Sexo, mentiras y poder
Un mundo sórdido de explotación
Era el favorito en la disputa interna del Partido Demócrata por la candidatura presidencial de 1988. Según los observadores sería el cómodo vencedor, pero solo hasta que en la primavera de 1987 la prensa comenzó a indagar sobre presuntos affaires. El candidato negó dichos alegatos, los que describió como estrategia sucia Republicana, y desafió a la prensa. “Síganme”, replicó.
Eso exactamente sucedió. La foto del candidato con su amante no tardó en llegar a las portadas de todos los medios, los tabloides tanto como los muy respetados periódicos. Se trata de Gary Hart, protagonista de un hecho histórico, un hito que marca el ingreso de la vida privada a la política. Hart retiró su candidatura a los pocos días.
Histórico porque nadie se preocupaba por los pecadillos de los Kennedy en los sesenta. A partir de los años ochenta la estrategia electoral del Partido Republicano consistió en cultivar el apoyo de las organizaciones religiosas del sur profundo e institucionalizar su espacio de poder dentro de la estructura del partido. Una vez que el fundamentalismo religioso pudo ganar elecciones, la integridad moral de un candidato debía medirse de acuerdo a estándares confesionales.
La separación entre el Estado secular y la fe se hizo más porosa. Fue el fin de la privacidad, aún antes de internet. Curiosamente, el viejo puritanismo americano adoptó un rasgo exhibicionista a través de esta nueva forma de moralidad. El dormitorio de los políticos se transformó en un legítimo ítem del debate público.
También se produjeron consecuencias no buscadas, sin embargo. Según algunos una externalidad positiva: arrojar luz sobre las relaciones de género en la sociedad en general. Haga el lector fast forward hasta 2017, a este aluvión de denuncias sobre acosos, abusos, agresiones y delitos de tipo sexual. Paradójicamente, el fin de la privacidad sirvió para descubrir un mundo sórdido de explotación. Las mujeres lo sabían; ahora lo cuentan.
Es una verdadera epidemia de crímenes y no únicamente en la política. Incluye celebridades tanto como menores de edad; el peor de todos, el abuso de menores. Ocurre en el trabajo, en Hollywood, en la televisión, en el sistema judicial de Alabama y en el equipo olímpico de gimnasia femenina, entre otros. En este último, cientos de niñas fueron expuestas al abuso durante los últimos 20 años, abuso que la propia federación ocultaba, según testificaron las víctimas.
Así es como surge #MeToo, el movimiento social que convoca a las mujeres a denunciar. La versión #YoTambién recorre el mundo hispanoparlante y se une al #NiUnaMenos, allí en los países donde el abuso adopta la forma del femicidio (o feminicidio) con demasiada frecuencia.
Lo abrumadoramente común es que todos estos casos comprenden una relación de poder.
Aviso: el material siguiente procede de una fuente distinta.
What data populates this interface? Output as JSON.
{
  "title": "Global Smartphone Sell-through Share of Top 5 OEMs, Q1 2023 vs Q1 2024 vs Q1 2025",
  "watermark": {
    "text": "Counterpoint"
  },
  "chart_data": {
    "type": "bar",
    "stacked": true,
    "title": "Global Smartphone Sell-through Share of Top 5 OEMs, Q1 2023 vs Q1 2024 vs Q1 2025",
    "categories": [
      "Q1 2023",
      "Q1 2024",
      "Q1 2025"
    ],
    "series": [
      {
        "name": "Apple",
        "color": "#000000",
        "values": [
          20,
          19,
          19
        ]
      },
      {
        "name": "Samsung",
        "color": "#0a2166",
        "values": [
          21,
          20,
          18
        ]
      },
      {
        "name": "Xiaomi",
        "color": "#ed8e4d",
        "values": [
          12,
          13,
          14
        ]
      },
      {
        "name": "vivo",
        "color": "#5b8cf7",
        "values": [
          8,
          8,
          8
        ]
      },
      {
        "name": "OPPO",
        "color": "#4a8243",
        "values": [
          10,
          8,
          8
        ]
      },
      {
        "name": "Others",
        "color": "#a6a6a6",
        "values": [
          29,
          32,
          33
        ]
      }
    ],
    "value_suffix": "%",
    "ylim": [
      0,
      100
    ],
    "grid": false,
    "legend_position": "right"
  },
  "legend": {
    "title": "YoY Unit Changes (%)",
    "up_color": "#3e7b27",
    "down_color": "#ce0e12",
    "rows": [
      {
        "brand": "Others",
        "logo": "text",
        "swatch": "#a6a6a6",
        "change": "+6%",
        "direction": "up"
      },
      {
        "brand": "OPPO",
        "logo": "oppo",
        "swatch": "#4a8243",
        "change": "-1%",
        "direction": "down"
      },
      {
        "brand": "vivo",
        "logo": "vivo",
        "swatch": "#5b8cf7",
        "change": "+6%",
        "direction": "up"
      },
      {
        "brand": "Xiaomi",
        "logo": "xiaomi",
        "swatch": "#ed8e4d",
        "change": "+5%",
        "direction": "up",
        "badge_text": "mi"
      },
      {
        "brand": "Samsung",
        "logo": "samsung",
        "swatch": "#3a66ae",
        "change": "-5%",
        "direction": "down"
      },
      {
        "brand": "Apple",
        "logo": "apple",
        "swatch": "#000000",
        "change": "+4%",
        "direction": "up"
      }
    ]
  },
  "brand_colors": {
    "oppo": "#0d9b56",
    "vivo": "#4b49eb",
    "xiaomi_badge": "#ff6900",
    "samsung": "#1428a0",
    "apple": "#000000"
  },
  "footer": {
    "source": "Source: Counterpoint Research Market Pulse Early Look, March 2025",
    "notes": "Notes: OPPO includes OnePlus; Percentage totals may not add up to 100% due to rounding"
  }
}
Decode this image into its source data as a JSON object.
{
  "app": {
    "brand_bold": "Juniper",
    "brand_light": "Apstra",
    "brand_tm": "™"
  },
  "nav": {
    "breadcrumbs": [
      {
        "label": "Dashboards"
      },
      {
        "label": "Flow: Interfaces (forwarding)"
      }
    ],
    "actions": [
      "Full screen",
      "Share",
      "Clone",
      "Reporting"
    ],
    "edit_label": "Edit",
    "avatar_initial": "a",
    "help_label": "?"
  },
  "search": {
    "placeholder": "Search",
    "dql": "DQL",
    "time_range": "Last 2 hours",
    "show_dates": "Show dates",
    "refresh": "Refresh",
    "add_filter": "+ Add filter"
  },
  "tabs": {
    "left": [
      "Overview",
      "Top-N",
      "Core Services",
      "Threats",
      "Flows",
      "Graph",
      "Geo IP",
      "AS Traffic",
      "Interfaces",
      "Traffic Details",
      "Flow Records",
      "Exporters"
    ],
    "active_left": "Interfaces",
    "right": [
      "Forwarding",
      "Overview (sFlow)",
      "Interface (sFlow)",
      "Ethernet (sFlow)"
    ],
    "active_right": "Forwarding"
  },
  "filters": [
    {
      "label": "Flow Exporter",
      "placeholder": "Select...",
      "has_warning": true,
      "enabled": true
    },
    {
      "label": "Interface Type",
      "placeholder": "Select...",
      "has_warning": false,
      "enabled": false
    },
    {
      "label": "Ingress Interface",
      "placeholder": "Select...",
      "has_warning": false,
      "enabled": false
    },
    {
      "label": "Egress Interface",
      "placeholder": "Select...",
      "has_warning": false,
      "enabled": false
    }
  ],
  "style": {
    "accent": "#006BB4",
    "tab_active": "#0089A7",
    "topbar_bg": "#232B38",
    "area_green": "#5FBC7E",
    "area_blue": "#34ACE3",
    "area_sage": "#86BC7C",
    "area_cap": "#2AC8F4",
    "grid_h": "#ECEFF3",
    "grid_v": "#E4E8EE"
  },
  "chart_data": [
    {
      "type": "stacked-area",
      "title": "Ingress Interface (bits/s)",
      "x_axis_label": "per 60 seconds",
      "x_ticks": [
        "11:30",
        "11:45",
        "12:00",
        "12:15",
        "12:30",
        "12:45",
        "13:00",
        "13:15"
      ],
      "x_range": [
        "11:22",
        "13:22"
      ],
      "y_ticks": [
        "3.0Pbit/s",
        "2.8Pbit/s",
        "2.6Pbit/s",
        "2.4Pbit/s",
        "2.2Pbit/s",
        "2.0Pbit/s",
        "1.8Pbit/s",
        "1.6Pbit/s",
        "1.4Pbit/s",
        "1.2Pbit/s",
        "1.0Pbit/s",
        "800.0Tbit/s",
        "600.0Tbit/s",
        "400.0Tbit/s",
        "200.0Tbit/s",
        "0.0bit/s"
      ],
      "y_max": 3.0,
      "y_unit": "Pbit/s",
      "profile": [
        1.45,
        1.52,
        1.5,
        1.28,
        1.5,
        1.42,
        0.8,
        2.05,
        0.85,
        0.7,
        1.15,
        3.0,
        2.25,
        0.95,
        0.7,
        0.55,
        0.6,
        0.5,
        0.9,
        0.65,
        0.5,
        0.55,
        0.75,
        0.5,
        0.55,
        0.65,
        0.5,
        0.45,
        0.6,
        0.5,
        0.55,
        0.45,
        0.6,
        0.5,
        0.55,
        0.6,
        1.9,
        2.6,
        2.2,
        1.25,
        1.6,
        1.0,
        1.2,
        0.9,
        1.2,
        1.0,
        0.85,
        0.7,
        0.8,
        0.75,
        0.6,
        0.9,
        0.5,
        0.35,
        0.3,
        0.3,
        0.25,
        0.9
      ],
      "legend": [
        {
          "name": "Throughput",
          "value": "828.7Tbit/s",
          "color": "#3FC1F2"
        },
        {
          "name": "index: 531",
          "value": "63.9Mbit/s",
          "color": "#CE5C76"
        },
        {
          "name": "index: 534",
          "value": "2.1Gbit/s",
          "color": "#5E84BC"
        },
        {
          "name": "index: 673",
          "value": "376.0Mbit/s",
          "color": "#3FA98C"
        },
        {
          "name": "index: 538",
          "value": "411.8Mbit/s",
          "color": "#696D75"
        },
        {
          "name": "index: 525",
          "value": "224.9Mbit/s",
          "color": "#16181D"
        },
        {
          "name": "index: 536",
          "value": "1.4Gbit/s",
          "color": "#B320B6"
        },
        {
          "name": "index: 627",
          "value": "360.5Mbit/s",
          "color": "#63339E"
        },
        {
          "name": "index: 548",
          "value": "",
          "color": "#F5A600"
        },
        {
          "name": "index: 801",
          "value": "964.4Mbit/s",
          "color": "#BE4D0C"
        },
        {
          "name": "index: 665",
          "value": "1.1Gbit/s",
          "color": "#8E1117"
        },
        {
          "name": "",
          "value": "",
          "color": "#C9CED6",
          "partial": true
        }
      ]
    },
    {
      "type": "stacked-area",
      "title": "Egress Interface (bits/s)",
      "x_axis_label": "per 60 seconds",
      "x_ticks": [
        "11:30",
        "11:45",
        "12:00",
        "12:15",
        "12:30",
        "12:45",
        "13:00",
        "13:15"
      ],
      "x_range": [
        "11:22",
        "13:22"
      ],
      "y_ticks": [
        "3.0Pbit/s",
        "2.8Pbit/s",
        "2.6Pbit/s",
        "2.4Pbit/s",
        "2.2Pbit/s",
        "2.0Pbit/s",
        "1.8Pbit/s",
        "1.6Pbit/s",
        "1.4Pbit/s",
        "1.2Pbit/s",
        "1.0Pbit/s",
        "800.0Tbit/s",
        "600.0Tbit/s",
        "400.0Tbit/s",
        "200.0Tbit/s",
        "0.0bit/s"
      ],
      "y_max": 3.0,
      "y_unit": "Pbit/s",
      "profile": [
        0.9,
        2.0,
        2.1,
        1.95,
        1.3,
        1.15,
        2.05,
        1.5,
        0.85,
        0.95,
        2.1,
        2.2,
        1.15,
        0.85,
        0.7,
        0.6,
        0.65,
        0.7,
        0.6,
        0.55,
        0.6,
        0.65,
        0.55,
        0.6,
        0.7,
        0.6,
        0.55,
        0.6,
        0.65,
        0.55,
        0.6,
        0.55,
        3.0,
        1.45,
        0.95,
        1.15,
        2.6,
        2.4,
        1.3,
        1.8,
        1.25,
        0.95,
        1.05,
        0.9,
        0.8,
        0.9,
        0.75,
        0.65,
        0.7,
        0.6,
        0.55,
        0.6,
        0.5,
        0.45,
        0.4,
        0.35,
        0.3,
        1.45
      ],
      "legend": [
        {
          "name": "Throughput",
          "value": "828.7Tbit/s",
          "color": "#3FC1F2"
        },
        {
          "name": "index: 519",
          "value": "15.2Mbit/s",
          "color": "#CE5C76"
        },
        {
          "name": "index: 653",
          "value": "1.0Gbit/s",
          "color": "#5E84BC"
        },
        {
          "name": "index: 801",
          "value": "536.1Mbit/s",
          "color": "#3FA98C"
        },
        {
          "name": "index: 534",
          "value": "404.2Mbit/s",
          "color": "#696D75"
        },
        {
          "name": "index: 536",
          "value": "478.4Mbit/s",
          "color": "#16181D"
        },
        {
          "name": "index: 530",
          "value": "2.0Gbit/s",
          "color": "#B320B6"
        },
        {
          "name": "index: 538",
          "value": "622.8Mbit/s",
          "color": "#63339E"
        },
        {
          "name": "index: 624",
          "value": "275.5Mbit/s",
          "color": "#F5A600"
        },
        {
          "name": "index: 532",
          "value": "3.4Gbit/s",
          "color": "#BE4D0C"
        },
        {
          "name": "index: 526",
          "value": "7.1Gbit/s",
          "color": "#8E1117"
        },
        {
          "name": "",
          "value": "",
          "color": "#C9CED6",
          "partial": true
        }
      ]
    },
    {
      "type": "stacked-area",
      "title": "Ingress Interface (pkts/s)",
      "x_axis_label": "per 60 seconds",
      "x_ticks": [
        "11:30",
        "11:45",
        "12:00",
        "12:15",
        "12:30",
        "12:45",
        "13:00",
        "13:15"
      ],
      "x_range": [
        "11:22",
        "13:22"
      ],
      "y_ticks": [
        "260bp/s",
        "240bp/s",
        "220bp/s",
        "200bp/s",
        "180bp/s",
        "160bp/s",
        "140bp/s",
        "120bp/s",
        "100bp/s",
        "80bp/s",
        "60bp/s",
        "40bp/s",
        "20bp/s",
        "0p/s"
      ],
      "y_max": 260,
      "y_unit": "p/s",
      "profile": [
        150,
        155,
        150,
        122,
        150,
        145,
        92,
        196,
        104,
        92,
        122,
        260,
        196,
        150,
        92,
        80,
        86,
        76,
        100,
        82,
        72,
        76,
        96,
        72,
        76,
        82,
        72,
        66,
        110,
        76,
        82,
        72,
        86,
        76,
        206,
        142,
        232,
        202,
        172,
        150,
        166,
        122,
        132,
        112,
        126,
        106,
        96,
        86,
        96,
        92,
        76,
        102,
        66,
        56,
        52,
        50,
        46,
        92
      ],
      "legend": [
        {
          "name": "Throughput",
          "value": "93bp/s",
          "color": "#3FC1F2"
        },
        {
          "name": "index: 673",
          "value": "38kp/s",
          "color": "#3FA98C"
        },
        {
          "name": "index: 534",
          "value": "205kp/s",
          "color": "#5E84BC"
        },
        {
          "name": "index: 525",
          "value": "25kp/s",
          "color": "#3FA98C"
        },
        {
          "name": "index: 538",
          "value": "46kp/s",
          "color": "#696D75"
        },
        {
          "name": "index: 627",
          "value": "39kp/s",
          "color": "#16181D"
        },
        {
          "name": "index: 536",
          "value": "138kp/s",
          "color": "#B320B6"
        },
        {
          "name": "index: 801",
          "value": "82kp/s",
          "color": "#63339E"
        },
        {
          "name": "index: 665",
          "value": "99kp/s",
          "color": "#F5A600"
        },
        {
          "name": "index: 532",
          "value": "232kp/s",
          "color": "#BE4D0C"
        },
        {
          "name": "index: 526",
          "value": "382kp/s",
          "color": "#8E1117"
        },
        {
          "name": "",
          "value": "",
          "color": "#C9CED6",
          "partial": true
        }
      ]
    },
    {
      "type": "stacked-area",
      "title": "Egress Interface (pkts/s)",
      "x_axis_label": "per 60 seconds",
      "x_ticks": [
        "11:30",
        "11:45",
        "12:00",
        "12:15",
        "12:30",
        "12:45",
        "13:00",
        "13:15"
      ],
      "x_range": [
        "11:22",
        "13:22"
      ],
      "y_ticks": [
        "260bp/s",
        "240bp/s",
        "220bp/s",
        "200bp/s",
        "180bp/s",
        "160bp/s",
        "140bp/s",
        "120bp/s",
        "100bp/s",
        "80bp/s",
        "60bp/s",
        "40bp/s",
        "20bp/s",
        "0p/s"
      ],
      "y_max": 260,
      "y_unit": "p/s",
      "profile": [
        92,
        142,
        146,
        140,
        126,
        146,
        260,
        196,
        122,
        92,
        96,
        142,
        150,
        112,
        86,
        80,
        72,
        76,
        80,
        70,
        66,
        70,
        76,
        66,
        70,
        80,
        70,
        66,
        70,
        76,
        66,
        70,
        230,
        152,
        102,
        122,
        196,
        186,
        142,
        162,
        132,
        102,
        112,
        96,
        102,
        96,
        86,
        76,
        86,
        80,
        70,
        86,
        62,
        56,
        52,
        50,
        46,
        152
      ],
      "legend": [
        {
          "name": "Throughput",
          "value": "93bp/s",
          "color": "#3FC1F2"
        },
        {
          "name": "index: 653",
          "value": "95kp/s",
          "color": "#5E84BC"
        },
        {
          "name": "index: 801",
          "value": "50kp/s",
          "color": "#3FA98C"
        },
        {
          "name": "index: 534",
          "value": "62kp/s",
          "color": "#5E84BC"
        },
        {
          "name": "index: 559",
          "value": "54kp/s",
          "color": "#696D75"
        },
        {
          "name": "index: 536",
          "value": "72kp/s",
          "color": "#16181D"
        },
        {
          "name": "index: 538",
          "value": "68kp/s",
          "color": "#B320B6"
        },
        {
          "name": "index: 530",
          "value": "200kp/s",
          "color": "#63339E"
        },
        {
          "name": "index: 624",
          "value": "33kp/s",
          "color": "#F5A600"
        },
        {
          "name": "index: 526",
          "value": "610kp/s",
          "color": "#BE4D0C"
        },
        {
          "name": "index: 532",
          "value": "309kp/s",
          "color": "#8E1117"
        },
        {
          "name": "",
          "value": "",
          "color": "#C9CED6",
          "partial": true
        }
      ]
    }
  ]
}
Es decir, el sexo es la moneda de cambio en una relación de dominación. Quien abusa lo hace porque puede; es decir, porque reproduce una relación por definición asimétrica en la cual la parte débil carece de recursos institucionales para defenderse. Es una explotación, lisa y llana, puntuada por la amenaza del desempleo y la humillación, sino por la del daño físico.
La asimetría, entonces, es estructural a dicha explotación. Ergo, mientras continúe será difícil detener el abuso. Están en juego los clásicos temas del feminismo: la tan radical idea que dice que hombres y mujeres son iguales, que tienen los mismos derechos. Idea menos radical cuando se tiene en cuenta que hace tiempo tienen las mismas obligaciones.
Se trata de igualdad en un conjunto de esferas. Derechos sociales, igual salario por igual trabajo. Derechos civiles, propiedad marital y derechos reproductivos, entre otros. Derechos culturales, aquellos que se definen por la subjetividad del actor, la mujer.
Y sobre todo derechos políticos, o sea, cuotas y representatividad. Compartir el poder, anclarlo en la condición de mujer y legislar en consecuencia. Allí están los recursos institucionales para luchar contra esta forma de explotación.